Il primo caso è una donna di 25 anni con diagnosi di sindrome di Laurence-Moon-Biell che manifesta ipogonadismo con obesità, ritardo mentale, polidattilia, retinite pigmentosa e insufficienza renale. Ha iniziato il trattamento di HD all'età di 11 anni, ha ricevuto il suo primo trapianto renale l'anno successivo, che è fallito a causa di una trombosi venosa, quindi è tornato all'HD e ha richiesto la trapiantectomia 9 mesi dopo.
A causa delle difficoltà di accesso vascolare, è stato necessario indirizzarla al PD. Durante la sua evoluzione, la paziente ha sofferto diversi episodi di peritonite e di grave iperparatiroidismo. La sua membrana peritoneale è stata classificata come trasportatore medio-alto. Dopo 12 anni di PD, il paziente ha mostrato una cattiva condizione generale e una peritonite, causata da due germi (Staphylococcus epidermidis e Pseudomonas aeruginosa), insieme all'infezione del tunnel stafilococcico. L'esame ha rivelato un "effetto massa" nell'area del tunnel sottocutaneo, non fluttuante, senza segni infiammatori, di consistenza dura e dal contorno a forma di mamellone, che produce un'evenienza peritoneale all'orifizio del catetere.

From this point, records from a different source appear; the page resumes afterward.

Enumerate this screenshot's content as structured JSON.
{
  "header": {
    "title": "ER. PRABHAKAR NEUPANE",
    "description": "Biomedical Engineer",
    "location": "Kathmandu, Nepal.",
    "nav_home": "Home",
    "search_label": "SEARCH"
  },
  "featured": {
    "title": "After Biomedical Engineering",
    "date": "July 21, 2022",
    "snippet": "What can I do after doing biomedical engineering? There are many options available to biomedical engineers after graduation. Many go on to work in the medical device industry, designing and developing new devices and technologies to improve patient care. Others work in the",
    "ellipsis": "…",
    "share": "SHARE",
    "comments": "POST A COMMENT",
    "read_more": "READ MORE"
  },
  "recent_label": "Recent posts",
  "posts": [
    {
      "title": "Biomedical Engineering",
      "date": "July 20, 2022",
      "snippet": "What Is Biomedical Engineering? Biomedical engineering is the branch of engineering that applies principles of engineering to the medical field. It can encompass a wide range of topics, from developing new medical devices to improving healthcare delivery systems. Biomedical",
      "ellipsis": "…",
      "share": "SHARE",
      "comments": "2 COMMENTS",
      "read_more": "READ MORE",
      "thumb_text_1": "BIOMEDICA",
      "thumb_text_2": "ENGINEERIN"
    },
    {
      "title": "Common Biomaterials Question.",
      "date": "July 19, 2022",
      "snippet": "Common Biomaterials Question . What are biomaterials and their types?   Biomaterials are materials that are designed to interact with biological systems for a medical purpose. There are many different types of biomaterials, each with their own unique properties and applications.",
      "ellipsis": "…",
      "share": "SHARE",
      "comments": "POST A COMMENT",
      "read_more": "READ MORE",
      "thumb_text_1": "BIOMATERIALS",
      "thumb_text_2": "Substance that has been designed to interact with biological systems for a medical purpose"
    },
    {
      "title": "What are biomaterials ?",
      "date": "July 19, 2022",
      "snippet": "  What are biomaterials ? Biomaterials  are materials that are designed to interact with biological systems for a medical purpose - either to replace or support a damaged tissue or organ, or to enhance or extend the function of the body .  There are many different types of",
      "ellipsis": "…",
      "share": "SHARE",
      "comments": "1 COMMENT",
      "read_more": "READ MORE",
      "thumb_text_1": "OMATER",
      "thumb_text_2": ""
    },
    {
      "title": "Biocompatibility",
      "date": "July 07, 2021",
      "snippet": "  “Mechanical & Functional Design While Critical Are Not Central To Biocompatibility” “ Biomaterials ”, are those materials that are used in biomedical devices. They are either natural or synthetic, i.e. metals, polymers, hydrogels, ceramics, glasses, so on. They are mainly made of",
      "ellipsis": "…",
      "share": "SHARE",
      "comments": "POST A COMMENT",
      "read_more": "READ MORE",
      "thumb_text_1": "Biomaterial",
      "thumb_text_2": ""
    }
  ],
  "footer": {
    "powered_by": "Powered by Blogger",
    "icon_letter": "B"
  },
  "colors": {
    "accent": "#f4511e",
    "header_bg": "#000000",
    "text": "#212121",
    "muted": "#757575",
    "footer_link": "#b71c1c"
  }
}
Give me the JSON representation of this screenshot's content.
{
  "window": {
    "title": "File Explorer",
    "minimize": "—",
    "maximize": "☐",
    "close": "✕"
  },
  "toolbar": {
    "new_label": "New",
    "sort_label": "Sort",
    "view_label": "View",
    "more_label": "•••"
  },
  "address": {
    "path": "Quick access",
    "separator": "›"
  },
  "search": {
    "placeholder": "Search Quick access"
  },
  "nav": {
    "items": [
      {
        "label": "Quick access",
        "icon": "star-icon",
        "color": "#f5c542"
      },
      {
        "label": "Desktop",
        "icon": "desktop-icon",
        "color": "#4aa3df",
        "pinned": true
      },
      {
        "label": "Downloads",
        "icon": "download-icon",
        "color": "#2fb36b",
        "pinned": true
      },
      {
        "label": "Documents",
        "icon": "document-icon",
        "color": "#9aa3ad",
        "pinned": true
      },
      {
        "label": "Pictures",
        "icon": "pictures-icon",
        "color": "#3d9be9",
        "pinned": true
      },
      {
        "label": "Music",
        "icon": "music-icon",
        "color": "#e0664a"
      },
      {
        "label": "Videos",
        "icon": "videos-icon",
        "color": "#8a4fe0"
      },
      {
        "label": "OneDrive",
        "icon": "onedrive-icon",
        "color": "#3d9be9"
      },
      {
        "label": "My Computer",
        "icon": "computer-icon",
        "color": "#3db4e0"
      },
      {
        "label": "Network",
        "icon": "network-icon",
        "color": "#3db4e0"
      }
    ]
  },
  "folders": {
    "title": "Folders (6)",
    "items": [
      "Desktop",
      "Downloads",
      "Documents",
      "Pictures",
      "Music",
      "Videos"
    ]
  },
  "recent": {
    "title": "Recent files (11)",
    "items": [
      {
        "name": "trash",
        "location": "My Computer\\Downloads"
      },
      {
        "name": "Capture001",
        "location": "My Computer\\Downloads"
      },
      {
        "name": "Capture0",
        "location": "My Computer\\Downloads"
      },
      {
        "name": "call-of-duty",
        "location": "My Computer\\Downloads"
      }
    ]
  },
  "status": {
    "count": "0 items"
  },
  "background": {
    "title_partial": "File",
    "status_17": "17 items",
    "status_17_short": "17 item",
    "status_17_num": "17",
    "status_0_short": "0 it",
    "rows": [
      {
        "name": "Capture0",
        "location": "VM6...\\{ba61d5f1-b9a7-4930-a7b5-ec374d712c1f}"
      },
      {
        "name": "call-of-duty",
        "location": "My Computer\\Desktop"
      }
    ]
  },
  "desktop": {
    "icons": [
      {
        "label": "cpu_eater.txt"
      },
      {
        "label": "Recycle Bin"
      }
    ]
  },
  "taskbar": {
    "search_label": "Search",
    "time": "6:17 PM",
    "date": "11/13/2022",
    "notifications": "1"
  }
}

L'imaging radiologico ha mostrato sclerosi e calcificazione di tutta la membrana peritoneale, comprimendo tutte le strutture viscerali addominali. È stato somministrato un trattamento antibiotico specifico, il catetere PD è stato rimosso e il paziente è stato trasferito in HD. Più tardi, il paziente ha avuto difficoltà a deglutire a causa del vomito. Una volta in HD, ha sviluppato due nuovi episodi di ascite, secondaria a peritonite dovuta a Echerichia coli, che ha richiesto l'evacuazione tramite paracentesi. Successivamente, ha presentato un'ischemia acuta all'arto inferiore destro, dovuta a un'ostruzione femoropoplitea.

Il trattamento chirurgico della calcificazione peritoneale e l'amputazione dell'arto ischemico sono stati esclusi. L'evoluzione fu insoddisfacente e morì poco dopo.